O novo rock de Natal está em plena ascensão

A cena potiguar exporta talentos para o Brasil e o mundo com o seu ecletismo e a ajuda dos festivais DoSol e MADA.

Este conteúdo é um oferecimento Natura Musical.

A cena rock de Natal tem chamado a atenção nos últimos anos por revelar bandas tão promissoras como diferentes entre si. Na capital do Rio Grande do Norte, um instigante movimento musical, capitaneado por nomes como Far from Alaska, Talma&Gadelha e Camarones Orquestra Guitarrística, atinge repercussão mundial. A galera faz rock pesado, melodioso, dançante, psicodélico, barulhento, pop, estranho, alternativo… Todas as vertentes dão frutos na mesma terra. Basta justapor exemplos como o FFA, que chegou com uma mistura de rock alternativo com stoner, ao som do Talma&Gadelha, que acrescenta uma pegada indie ao rock tradicional, ou, ainda, ao Camarones, com seu instrumental divertido, a passear pelo rock, o ska e a surf music.
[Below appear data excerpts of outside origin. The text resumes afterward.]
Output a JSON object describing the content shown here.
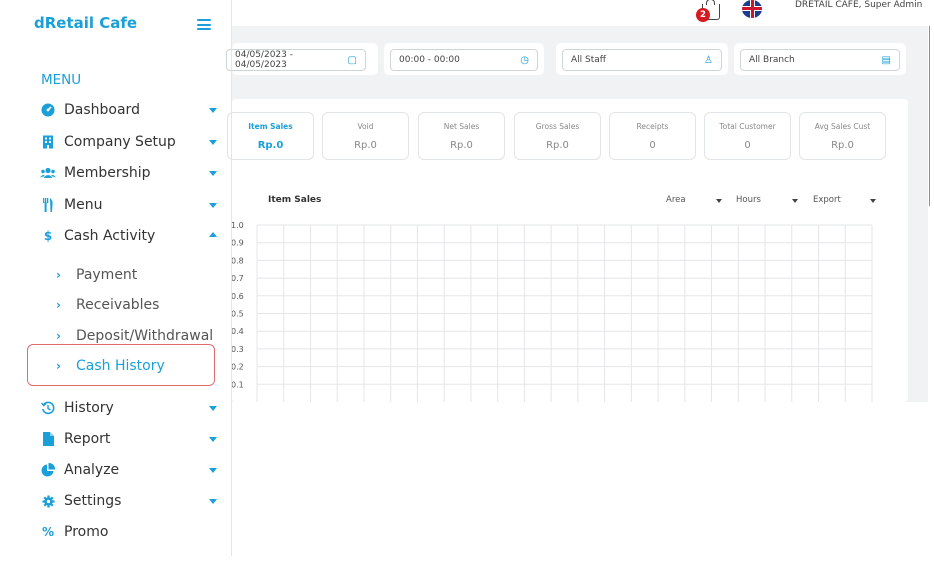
{
  "app": {
    "brand": "dRetail Cafe"
  },
  "sidebar": {
    "menu_title": "MENU",
    "items": [
      {
        "label": "Dashboard",
        "icon": "dashboard-icon"
      },
      {
        "label": "Company Setup",
        "icon": "building-icon"
      },
      {
        "label": "Membership",
        "icon": "users-icon"
      },
      {
        "label": "Menu",
        "icon": "utensils-icon"
      },
      {
        "label": "Cash Activity",
        "icon": "dollar-icon"
      },
      {
        "label": "History",
        "icon": "history-icon"
      },
      {
        "label": "Report",
        "icon": "file-icon"
      },
      {
        "label": "Analyze",
        "icon": "pie-chart-icon"
      },
      {
        "label": "Settings",
        "icon": "gear-icon"
      },
      {
        "label": "Promo",
        "icon": "percent-icon"
      }
    ],
    "cash_sub_items": [
      {
        "label": "Payment"
      },
      {
        "label": "Receivables"
      },
      {
        "label": "Deposit/Withdrawal"
      },
      {
        "label": "Cash History"
      }
    ],
    "selected": "Cash History"
  },
  "header": {
    "notification_count": "2",
    "user": "DRETAIL CAFE, Super Admin"
  },
  "filters": {
    "date_range": "04/05/2023 - 04/05/2023",
    "time_range": "00:00 - 00:00",
    "staff": "All Staff",
    "branch": "All Branch"
  },
  "stats": [
    {
      "title": "Item Sales",
      "value": "Rp.0"
    },
    {
      "title": "Void",
      "value": "Rp.0"
    },
    {
      "title": "Net Sales",
      "value": "Rp.0"
    },
    {
      "title": "Gross Sales",
      "value": "Rp.0"
    },
    {
      "title": "Receipts",
      "value": "0"
    },
    {
      "title": "Total Customer",
      "value": "0"
    },
    {
      "title": "Avg Sales Cust",
      "value": "Rp.0"
    }
  ],
  "chart": {
    "title": "Item Sales",
    "dropdowns": {
      "area": "Area",
      "hours": "Hours",
      "export": "Export"
    },
    "y_ticks": [
      "1.0",
      "0.9",
      "0.8",
      "0.7",
      "0.6",
      "0.5",
      "0.4",
      "0.3",
      "0.2",
      "0.1"
    ]
  },
  "colors": {
    "accent": "#1a9fd8",
    "highlight_border": "#e06b6b",
    "badge": "#d71920"
  }
}
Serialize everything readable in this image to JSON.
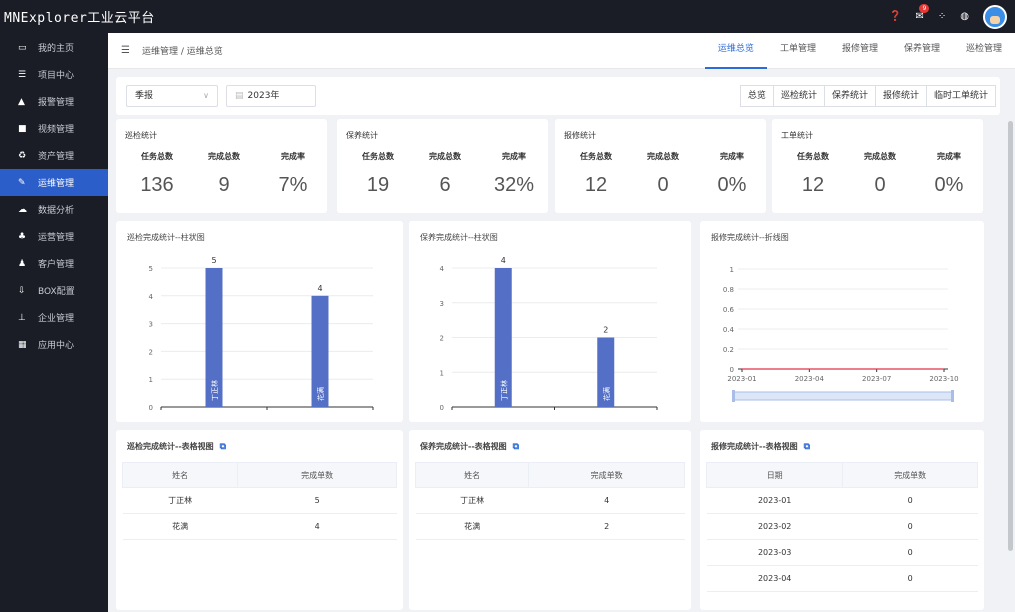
{
  "app": {
    "title": "MNExplorer工业云平台",
    "notification_count": "9"
  },
  "sidebar": {
    "items": [
      {
        "label": "我的主页",
        "icon": "monitor-icon",
        "glyph": "▭"
      },
      {
        "label": "项目中心",
        "icon": "list-icon",
        "glyph": "☰"
      },
      {
        "label": "报警管理",
        "icon": "bell-icon",
        "glyph": "▲"
      },
      {
        "label": "视频管理",
        "icon": "video-icon",
        "glyph": "■"
      },
      {
        "label": "资产管理",
        "icon": "refresh-icon",
        "glyph": "♻"
      },
      {
        "label": "运维管理",
        "icon": "wrench-icon",
        "glyph": "✎",
        "active": true
      },
      {
        "label": "数据分析",
        "icon": "cloud-icon",
        "glyph": "☁"
      },
      {
        "label": "运营管理",
        "icon": "group-icon",
        "glyph": "♣"
      },
      {
        "label": "客户管理",
        "icon": "users-icon",
        "glyph": "♟"
      },
      {
        "label": "BOX配置",
        "icon": "download-icon",
        "glyph": "⇩"
      },
      {
        "label": "企业管理",
        "icon": "sitemap-icon",
        "glyph": "⊥"
      },
      {
        "label": "应用中心",
        "icon": "grid-icon",
        "glyph": "▦"
      }
    ]
  },
  "header": {
    "breadcrumb": "运维管理 / 运维总览",
    "tabs": [
      {
        "label": "运维总览",
        "active": true
      },
      {
        "label": "工单管理"
      },
      {
        "label": "报修管理"
      },
      {
        "label": "保养管理"
      },
      {
        "label": "巡检管理"
      }
    ]
  },
  "filter": {
    "period": "季报",
    "year": "2023年",
    "buttons": [
      "总览",
      "巡检统计",
      "保养统计",
      "报修统计",
      "临时工单统计"
    ]
  },
  "stats": [
    {
      "title": "巡检统计",
      "labels": [
        "任务总数",
        "完成总数",
        "完成率"
      ],
      "values": [
        "136",
        "9",
        "7%"
      ]
    },
    {
      "title": "保养统计",
      "labels": [
        "任务总数",
        "完成总数",
        "完成率"
      ],
      "values": [
        "19",
        "6",
        "32%"
      ]
    },
    {
      "title": "报修统计",
      "labels": [
        "任务总数",
        "完成总数",
        "完成率"
      ],
      "values": [
        "12",
        "0",
        "0%"
      ]
    },
    {
      "title": "工单统计",
      "labels": [
        "任务总数",
        "完成总数",
        "完成率"
      ],
      "values": [
        "12",
        "0",
        "0%"
      ]
    }
  ],
  "chart_data": [
    {
      "type": "bar",
      "title": "巡检完成统计--柱状图",
      "categories": [
        "丁正林",
        "花满"
      ],
      "values": [
        5,
        4
      ],
      "ylim": [
        0,
        5
      ],
      "yticks": [
        0,
        1,
        2,
        3,
        4,
        5
      ],
      "color": "#5470c6"
    },
    {
      "type": "bar",
      "title": "保养完成统计--柱状图",
      "categories": [
        "丁正林",
        "花满"
      ],
      "values": [
        4,
        2
      ],
      "ylim": [
        0,
        4
      ],
      "yticks": [
        0,
        1,
        2,
        3,
        4
      ],
      "color": "#5470c6"
    },
    {
      "type": "line",
      "title": "报修完成统计--折线图",
      "x": [
        "2023-01",
        "2023-04",
        "2023-07",
        "2023-10"
      ],
      "values": [
        0,
        0,
        0,
        0
      ],
      "ylim": [
        0,
        1
      ],
      "yticks": [
        "0",
        "0.2",
        "0.4",
        "0.6",
        "0.8",
        "1"
      ],
      "color": "#e0304a"
    }
  ],
  "tables": [
    {
      "title": "巡检完成统计--表格视图",
      "columns": [
        "姓名",
        "完成单数"
      ],
      "rows": [
        [
          "丁正林",
          "5"
        ],
        [
          "花满",
          "4"
        ]
      ]
    },
    {
      "title": "保养完成统计--表格视图",
      "columns": [
        "姓名",
        "完成单数"
      ],
      "rows": [
        [
          "丁正林",
          "4"
        ],
        [
          "花满",
          "2"
        ]
      ]
    },
    {
      "title": "报修完成统计--表格视图",
      "columns": [
        "日期",
        "完成单数"
      ],
      "rows": [
        [
          "2023-01",
          "0"
        ],
        [
          "2023-02",
          "0"
        ],
        [
          "2023-03",
          "0"
        ],
        [
          "2023-04",
          "0"
        ]
      ]
    }
  ],
  "colors": {
    "accent": "#2c6bd8",
    "sidebar_bg": "#1a1d26",
    "active_item": "#2c5ec9"
  }
}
Avançando com as descobertas, surgem coisas como o Arthur Ricardo, aka Arthuri, que recentemente lançou um álbum chamado Coelho Branco. Ele faz um som um lo-fi bonito com toques de Daniel Johnston, garage e outras inventividades. "Sempre gostei da ideia de registrar meus ensaios e fazer esboços de coisas que só se faz quando se está sozinho em casa. Talvez seja uma maneira de querer melhorar musicalmente e também tentar alcançar um tipo específico de como se quer soar", declara Arthuri a respeito de suas motivações criativas. "Gravar cancões é uma espécie de diário, uma maneira de se ouvir e reproduzir um sentimento, um hábito de guardar momentos e situações da vida." Tá pouco? Então que tal pirar com a Mahmed, uma banda de instrumental tropical melancólico com um pé no John Frusciante?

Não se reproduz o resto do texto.